Existing biometric continuity systems in operator-vehicle and operator-machine contexts typically gate a single Boolean permission, present or absent. The disclosed mechanism contributes a tiered envelope extension, integration with skill admissibility predicates, and structural composition with downstream calibration, security, and trust mechanisms.
Multi-factor and multi-party authorization systems in enterprise settings provide static role assignments under verified identity. The disclosed mechanism contributes a dynamic envelope that responds to live attestation strength, freshness, and continuity, and whose state is observable in the agent's lineage rather than in an external directory.
Disclosure Scope
The disclosure encompasses any embodiment in which an agent's capability envelope is extended through a verified biological-identity binding, in which the extension is structured as additional capability tiers conditioned on attestation strength, and in which the lapse, revocation, or freshness expiry of the binding causes the envelope to contract with the contraction recorded as a first-class lineage event.
The scope extends to embodiments in which multiple bindings compose, in which biological and non-biological bindings layer, in which contraction is staged, and in which the binding extends a delegation graph rooted at the bound agent. The scope further extends to compositions with skill-gating admissibility predicates, with envelope-partitioned trust-weight calibration histories, and with envelope-parameterized security-layer artefacts.

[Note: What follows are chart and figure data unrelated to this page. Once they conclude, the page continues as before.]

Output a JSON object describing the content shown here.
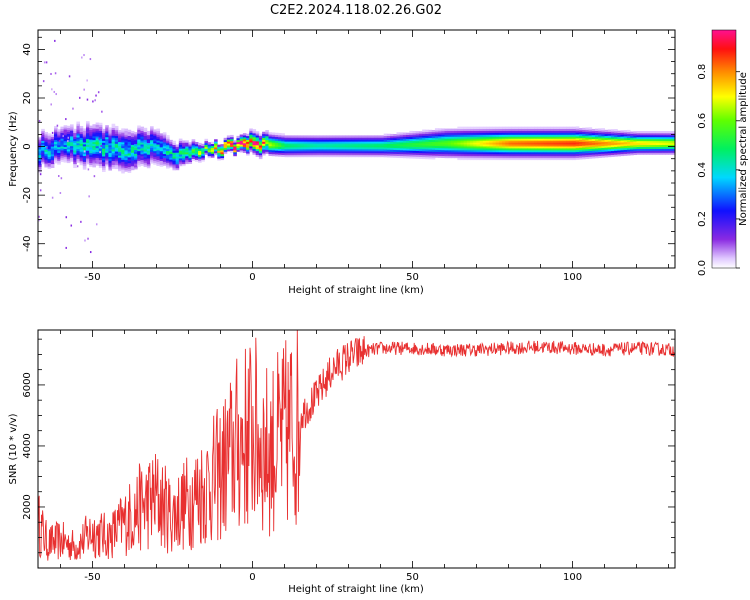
{
  "title": "C2E2.2024.118.02.26.G02",
  "chart_data": [
    {
      "type": "heatmap",
      "title": "C2E2.2024.118.02.26.G02",
      "xlabel": "Height of straight line (km)",
      "ylabel": "Frequency (Hz)",
      "xlim": [
        -67,
        132
      ],
      "ylim": [
        -50,
        48
      ],
      "x_ticks": [
        -50,
        0,
        50,
        100
      ],
      "y_ticks": [
        -40,
        -20,
        0,
        20,
        40
      ],
      "colorbar": {
        "label": "Normalized spectral amplitude",
        "range": [
          0,
          0.97
        ],
        "ticks": [
          0.0,
          0.2,
          0.4,
          0.6,
          0.8
        ],
        "tick_labels": [
          "0.0",
          "0.2",
          "0.4",
          "0.6",
          "0.8"
        ],
        "colormap": "white-purple-blue-cyan-green-yellow-orange-red-pink"
      },
      "ridge": {
        "x": [
          -67,
          -60,
          -50,
          -40,
          -30,
          -25,
          -20,
          -15,
          -10,
          -5,
          0,
          10,
          20,
          40,
          60,
          80,
          100,
          120,
          132
        ],
        "center_hz": [
          -2,
          0,
          0,
          -1,
          0,
          -4,
          -2,
          -2,
          -1,
          0,
          1,
          0,
          0,
          0,
          1,
          1,
          1,
          1,
          1
        ],
        "half_width_hz": [
          5,
          5,
          6,
          6,
          5,
          4,
          3,
          2,
          2,
          2,
          3,
          3,
          3,
          3,
          4,
          4,
          4,
          3,
          3
        ],
        "peak_amplitude": [
          0.35,
          0.35,
          0.4,
          0.4,
          0.35,
          0.4,
          0.5,
          0.6,
          0.8,
          0.9,
          0.85,
          0.5,
          0.45,
          0.5,
          0.6,
          0.85,
          0.9,
          0.75,
          0.7
        ]
      }
    },
    {
      "type": "line",
      "xlabel": "Height of straight line (km)",
      "ylabel": "SNR (10 * v/v)",
      "xlim": [
        -67,
        132
      ],
      "ylim": [
        0,
        7800
      ],
      "x_ticks": [
        -50,
        0,
        50,
        100
      ],
      "y_ticks": [
        2000,
        4000,
        6000
      ],
      "color": "#e83030",
      "series": [
        {
          "x": [
            -67,
            -64,
            -60,
            -55,
            -50,
            -45,
            -40,
            -35,
            -30,
            -25,
            -20,
            -15,
            -10,
            -5,
            0,
            5,
            10,
            15,
            20,
            25,
            30,
            35,
            40,
            50,
            60,
            70,
            80,
            90,
            100,
            110,
            120,
            132
          ],
          "values": [
            1500,
            800,
            900,
            700,
            1200,
            1000,
            1500,
            2000,
            2300,
            1700,
            2200,
            2600,
            3100,
            4000,
            4500,
            3800,
            4300,
            5000,
            5600,
            6500,
            6900,
            7100,
            7200,
            7200,
            7150,
            7150,
            7200,
            7250,
            7200,
            7150,
            7200,
            7150
          ]
        }
      ]
    }
  ]
}
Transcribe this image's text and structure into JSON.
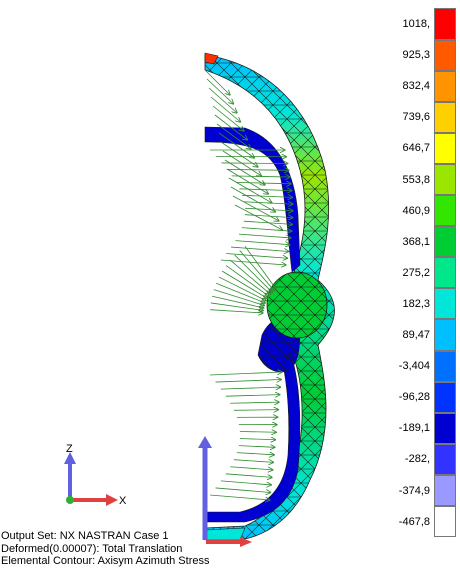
{
  "legend": {
    "labels": [
      "1018,",
      "925,3",
      "832,4",
      "739,6",
      "646,7",
      "553,8",
      "460,9",
      "368,1",
      "275,2",
      "182,3",
      "89,47",
      "-3,404",
      "-96,28",
      "-189,1",
      "-282,",
      "-374,9",
      "-467,8"
    ],
    "colors": [
      "#ff0000",
      "#ff5a00",
      "#ff9400",
      "#ffd000",
      "#ffff00",
      "#9ae600",
      "#33e600",
      "#00cc33",
      "#00e68a",
      "#00e6d8",
      "#00bfff",
      "#0070ff",
      "#0033ff",
      "#0000d0",
      "#3333ff",
      "#9999ff",
      "#ffffff"
    ]
  },
  "triad": {
    "z_label": "Z",
    "x_label": "X"
  },
  "info": {
    "output_set": "Output Set: NX NASTRAN Case 1",
    "deformed": "Deformed(0.00007): Total Translation",
    "contour": "Elemental Contour: Axisym Azimuth Stress"
  },
  "colors": {
    "mesh_line": "#1a1a1a",
    "vector_arrow": "#2e8b2e",
    "triad_x": "#e04040",
    "triad_y": "#30b030",
    "triad_z": "#6060e0",
    "constraint_arrow": "#6060e0"
  }
}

The disclosure does not depend on a specific attestation modality, biometric channel, or identity-authority substrate; it is the structural arrangement of envelope extension, tiered unlock, continuous attestation, and audited contraction that is claimed, with arbitrary substitution of the underlying attestation components permitted so long as the structural invariants are preserved. Implementations using emergent attestation modalities not yet practical at the time of disclosure remain within scope, provided that the binding produces a tier-indexed certificate, that continuity is monitored against declared invariants, and that revocation contracts the envelope as an audited structural transition rather than as an inferred administrative event.